In short order, you will be able to zoom from the Las Convention Center to Harry Reid airport non-stop in a matter of five minutes for an estimated $5.00… or from Fremont Street to the airport in eight or nine minutes for $12… and to many other locations around the city through the network of underground tunnels just as easily and economically.
You’ll also have cell phone service and Wi-Fi connectivity and – should at some point – the existing system reach transport and passenger capacity, Musk states additional tunnels could easily be dug in as many layers as needed, 40- to 50-feet deeper apart.
But for Musk and City Planners, the Vegas Loop is just the beginning. Projects are already on the drawing board to have numerous tunnels running to other locations and cities throughout the Las Vegas Valley, such as Henderson, Summerlin and Pahrump.

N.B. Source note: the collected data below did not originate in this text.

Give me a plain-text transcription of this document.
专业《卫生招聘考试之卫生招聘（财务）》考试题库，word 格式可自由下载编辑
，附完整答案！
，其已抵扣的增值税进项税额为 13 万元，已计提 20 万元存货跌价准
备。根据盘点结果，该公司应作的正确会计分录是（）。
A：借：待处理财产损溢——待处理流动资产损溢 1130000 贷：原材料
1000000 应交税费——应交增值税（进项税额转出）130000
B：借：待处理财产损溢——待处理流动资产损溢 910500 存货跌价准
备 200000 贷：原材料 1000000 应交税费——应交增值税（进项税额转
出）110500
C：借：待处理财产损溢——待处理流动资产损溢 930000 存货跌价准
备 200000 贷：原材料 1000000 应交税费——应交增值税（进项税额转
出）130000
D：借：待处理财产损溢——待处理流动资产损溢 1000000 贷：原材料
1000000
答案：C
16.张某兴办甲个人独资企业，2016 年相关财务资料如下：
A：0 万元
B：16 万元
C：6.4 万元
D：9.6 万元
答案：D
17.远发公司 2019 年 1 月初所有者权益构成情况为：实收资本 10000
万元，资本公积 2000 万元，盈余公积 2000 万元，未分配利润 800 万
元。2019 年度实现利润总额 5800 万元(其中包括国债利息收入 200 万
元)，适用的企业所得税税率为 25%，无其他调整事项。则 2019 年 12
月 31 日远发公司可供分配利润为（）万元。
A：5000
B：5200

While Las Vegas and its Loop are poised to be the flagship model city for futuristic transportation, if successful, it seems there is no end to the possibilities that lie ahead – both for the nation and the world.
In December 2016, Musk tweeted: “Traffic is driving me nuts. I am going to build a tunnel boring machine and just start digging.” Within six months, he formed The Boring Company and began test tunneling in the SpaceX parking lot in Hawthorne, California.
Today, Musk is even contemplating a high-speed underground tunnel highway for the 270 miles from Las Vegas to Los Angeles… and another 381-mile segment between LA and San Francisco… then on, as a viable traffic solution for any number of other major cities, such as New York, Chicago, Miami and the Dallas/Fort Worth Metroplex, to name but a few. Famed European locales, such as Paris and London, are also in his sights.
Ten… Nine… Eight…
If all this were not enough, Musk’s parent company SpaceX and its subsidiary – The Boring Company – are also teaming up to realistically envision the colonization of Mars populated with vast underground cities.
Crazy? Maybe not. Keep that in mind in the days ahead… as you fasten your seatbelt for a George Jetson-worthy speedy underground trip to Fremont Street.
The countdown officially began on November 15, 2019, when a huge earth moving machine fired up in a parking lot just off the Las Vegas “Strip” to begin digging Musk’s revolutionary concept that will soon serve all of Las Vegas and, quite possibly, will extend to a universe far, far away.
We are in the pioneering mode… and simply along for the ride.